Hashes

beginner redis hashes data-structures

A Redis hash is a map of field → value stored under one key. Think of it like a tiny dict-inside-a-dict, or a database row where the columns are the fields. It’s the most natural way to store objects in Redis.

Why not just stringify a JSON blob and stuff it in a string key? Because with a hash we can read or update individual fields without touching the rest — no parse, mutate, re-serialize dance.

The basics

HSET user:42 name "Alice" age 30 city "Mumbai"
# (integer) 3   — three new fields

HGET user:42 name
# "Alice"

HGETALL user:42
# 1) "name"
# 2) "Alice"
# 3) "age"
# 4) "30"
# 5) "city"
# 6) "Mumbai"

HMGET user:42 name city
# 1) "Alice"
# 2) "Mumbai"

Update one field cheaply

This is the killer move. Compared to “fetch JSON → parse → mutate → write back”:

HSET user:42 city "Bangalore"
HGET user:42 city
# "Bangalore"

One round trip, one operation, no parsing.

Atomic field counters

HINCRBY is to hashes what INCR is to strings — atomic and useful.

HSET stats:user:42 logins 0 page_views 0
HINCRBY stats:user:42 logins 1
# (integer) 1
HINCRBY stats:user:42 page_views 5
# (integer) 5

Real-world: per-user counters, per-product stock levels, per-feature toggles.

Layout

Hash: user:42
field value
nameAlice
age30
cityMumbai
emailalice@example.com
Small hashes are encoded as a packed listpack — extremely memory-efficient.

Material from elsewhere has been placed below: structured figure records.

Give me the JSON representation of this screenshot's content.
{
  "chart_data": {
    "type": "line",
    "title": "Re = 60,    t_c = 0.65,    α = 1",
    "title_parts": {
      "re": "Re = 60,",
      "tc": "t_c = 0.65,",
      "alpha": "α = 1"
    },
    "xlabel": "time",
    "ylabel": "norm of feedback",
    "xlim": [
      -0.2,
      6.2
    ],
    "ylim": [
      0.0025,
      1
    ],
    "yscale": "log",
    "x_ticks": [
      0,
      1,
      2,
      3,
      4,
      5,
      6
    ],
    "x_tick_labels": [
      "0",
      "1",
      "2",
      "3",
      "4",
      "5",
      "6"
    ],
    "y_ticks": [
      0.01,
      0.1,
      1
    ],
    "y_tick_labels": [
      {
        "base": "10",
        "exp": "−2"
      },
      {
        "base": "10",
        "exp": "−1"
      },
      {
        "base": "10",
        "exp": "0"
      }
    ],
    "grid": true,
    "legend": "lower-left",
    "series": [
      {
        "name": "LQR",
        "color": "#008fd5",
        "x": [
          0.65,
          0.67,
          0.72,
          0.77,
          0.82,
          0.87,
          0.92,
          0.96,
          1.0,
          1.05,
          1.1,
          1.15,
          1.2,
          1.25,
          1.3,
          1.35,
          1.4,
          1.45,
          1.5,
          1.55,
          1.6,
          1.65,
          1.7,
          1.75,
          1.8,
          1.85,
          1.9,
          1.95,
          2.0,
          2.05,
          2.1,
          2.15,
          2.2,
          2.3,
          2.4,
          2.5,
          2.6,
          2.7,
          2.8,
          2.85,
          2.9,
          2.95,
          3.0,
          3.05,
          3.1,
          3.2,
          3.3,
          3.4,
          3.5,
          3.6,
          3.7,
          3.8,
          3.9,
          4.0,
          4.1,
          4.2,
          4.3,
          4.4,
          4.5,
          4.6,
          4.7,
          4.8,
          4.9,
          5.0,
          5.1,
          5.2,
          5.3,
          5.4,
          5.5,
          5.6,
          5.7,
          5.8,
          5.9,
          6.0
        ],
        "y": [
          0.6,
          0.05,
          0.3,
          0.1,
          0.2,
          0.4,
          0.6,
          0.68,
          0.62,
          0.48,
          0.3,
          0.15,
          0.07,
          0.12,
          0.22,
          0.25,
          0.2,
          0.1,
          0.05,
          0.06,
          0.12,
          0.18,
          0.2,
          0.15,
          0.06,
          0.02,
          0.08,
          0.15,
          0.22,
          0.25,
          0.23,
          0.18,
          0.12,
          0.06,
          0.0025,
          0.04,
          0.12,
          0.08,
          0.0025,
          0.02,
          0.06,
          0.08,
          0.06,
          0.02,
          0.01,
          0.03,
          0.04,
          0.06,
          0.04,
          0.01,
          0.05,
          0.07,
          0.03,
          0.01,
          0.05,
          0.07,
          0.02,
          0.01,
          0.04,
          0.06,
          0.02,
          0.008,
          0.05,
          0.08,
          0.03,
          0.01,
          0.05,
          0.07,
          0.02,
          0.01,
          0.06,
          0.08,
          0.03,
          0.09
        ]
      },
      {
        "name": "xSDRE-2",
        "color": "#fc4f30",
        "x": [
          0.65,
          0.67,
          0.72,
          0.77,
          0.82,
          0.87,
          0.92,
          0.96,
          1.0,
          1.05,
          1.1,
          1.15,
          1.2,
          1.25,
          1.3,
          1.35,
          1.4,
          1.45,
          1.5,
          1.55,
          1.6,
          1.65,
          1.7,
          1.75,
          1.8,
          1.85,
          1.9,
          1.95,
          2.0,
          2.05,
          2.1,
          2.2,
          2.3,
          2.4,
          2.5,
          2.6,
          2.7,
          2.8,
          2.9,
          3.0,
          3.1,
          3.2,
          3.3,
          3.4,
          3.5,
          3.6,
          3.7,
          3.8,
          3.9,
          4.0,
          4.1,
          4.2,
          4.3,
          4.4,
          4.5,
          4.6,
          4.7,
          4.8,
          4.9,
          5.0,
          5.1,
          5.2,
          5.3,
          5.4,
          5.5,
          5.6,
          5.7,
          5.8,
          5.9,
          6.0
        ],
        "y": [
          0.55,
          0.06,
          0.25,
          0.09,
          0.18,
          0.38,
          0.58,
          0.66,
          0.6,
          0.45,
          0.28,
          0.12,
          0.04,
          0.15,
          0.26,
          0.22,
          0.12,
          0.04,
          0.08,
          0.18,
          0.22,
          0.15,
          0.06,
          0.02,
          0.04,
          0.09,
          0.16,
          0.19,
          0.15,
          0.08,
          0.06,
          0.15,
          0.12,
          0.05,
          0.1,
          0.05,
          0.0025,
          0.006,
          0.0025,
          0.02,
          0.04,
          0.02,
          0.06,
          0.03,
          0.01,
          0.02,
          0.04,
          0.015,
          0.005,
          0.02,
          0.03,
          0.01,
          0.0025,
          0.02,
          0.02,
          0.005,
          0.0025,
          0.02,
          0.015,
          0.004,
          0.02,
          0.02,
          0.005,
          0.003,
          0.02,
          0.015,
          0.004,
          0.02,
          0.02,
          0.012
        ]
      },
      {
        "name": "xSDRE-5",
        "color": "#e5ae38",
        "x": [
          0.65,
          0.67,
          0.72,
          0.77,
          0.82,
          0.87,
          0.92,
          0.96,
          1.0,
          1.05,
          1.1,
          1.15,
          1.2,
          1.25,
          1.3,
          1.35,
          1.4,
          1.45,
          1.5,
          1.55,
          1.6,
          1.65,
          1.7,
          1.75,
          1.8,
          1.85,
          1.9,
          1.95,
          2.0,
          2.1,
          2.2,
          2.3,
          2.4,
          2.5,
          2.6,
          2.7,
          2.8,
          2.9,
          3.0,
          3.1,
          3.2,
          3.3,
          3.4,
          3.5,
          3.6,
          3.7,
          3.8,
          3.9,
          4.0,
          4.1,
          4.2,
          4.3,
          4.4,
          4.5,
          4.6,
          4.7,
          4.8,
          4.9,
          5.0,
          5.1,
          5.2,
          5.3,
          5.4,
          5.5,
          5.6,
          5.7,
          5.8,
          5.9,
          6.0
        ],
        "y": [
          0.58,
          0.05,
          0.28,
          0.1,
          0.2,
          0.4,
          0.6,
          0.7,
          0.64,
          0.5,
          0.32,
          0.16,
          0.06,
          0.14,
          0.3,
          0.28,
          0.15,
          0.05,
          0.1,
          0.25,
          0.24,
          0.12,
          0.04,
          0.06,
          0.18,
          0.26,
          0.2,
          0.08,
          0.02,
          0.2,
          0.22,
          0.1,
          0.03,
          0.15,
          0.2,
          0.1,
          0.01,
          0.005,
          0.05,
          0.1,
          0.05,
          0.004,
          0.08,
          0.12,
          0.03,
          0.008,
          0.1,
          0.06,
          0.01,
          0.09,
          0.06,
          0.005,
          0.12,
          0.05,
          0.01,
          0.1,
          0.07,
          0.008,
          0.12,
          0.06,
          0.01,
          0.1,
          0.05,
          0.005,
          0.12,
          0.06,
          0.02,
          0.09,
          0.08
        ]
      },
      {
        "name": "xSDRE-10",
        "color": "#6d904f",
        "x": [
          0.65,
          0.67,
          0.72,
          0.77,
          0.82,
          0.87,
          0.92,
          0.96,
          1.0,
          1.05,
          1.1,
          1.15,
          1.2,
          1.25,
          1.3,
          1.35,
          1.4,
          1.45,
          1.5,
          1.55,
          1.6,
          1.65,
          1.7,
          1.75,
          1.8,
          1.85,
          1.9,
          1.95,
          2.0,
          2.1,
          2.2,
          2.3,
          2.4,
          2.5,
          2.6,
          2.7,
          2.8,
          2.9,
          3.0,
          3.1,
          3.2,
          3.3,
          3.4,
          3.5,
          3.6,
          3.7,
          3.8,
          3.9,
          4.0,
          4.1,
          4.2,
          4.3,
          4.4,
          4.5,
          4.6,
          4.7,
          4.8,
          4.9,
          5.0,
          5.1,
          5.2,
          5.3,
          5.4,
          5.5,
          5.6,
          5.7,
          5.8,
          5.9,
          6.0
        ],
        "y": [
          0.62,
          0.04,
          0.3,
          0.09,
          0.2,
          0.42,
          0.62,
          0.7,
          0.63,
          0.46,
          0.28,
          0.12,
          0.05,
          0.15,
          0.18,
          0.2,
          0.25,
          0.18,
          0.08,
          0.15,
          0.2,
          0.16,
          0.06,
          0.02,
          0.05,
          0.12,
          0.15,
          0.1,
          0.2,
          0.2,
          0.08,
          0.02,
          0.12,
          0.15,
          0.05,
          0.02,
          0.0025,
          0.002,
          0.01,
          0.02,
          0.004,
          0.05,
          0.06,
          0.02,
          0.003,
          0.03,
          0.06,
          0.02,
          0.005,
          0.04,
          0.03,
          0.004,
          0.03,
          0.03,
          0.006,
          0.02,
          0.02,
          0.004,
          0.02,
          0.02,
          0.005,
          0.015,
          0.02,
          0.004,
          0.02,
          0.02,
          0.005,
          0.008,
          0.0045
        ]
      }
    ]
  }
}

Memory: hashes are tiny when small

When a hash has fewer than ~128 fields and each value is under 64 bytes (defaults configurable via hash-max-listpack-entries), Redis encodes it as a listpack — a contiguous, cache-friendly byte array. This is dramatically smaller than the same data spread across individual string keys.

Real-world example: storing 1M user profiles as user:{id}:name, user:{id}:age etc. uses ~5x more memory than HSET user:{id} name ... age .... This is why hashes are often called the “object encoding” of Redis.

Inspecting

HKEYS user:42         # all field names
HVALS user:42         # all values
HEXISTS user:42 city  # 1 or 0
HDEL user:42 city
HLEN user:42          # number of fields

Real-world: cached user profile

async function cacheUser(user) {
  await redis.hset(`user:${user.id}`, {
    name: user.name,
    email: user.email,
    plan: user.plan,
    lastSeen: user.lastSeen,
  });
  await redis.expire(`user:${user.id}`, 3600);
}

async function getUserField(id, field) {
  return redis.hget(`user:${id}`, field);   // one round trip, no parsing
}

Gotchas

  • HGETALL is O(N) — fine for small hashes, painful when the hash holds 100k fields. Use HSCAN for large ones.
  • Hash fields don’t have individual TTLs (until Redis 7.4 added per-field TTL). Older versions: the whole key expires together.
  • Field names use memory too — keep them short. n beats name if you have a billion of them; usually not worth it.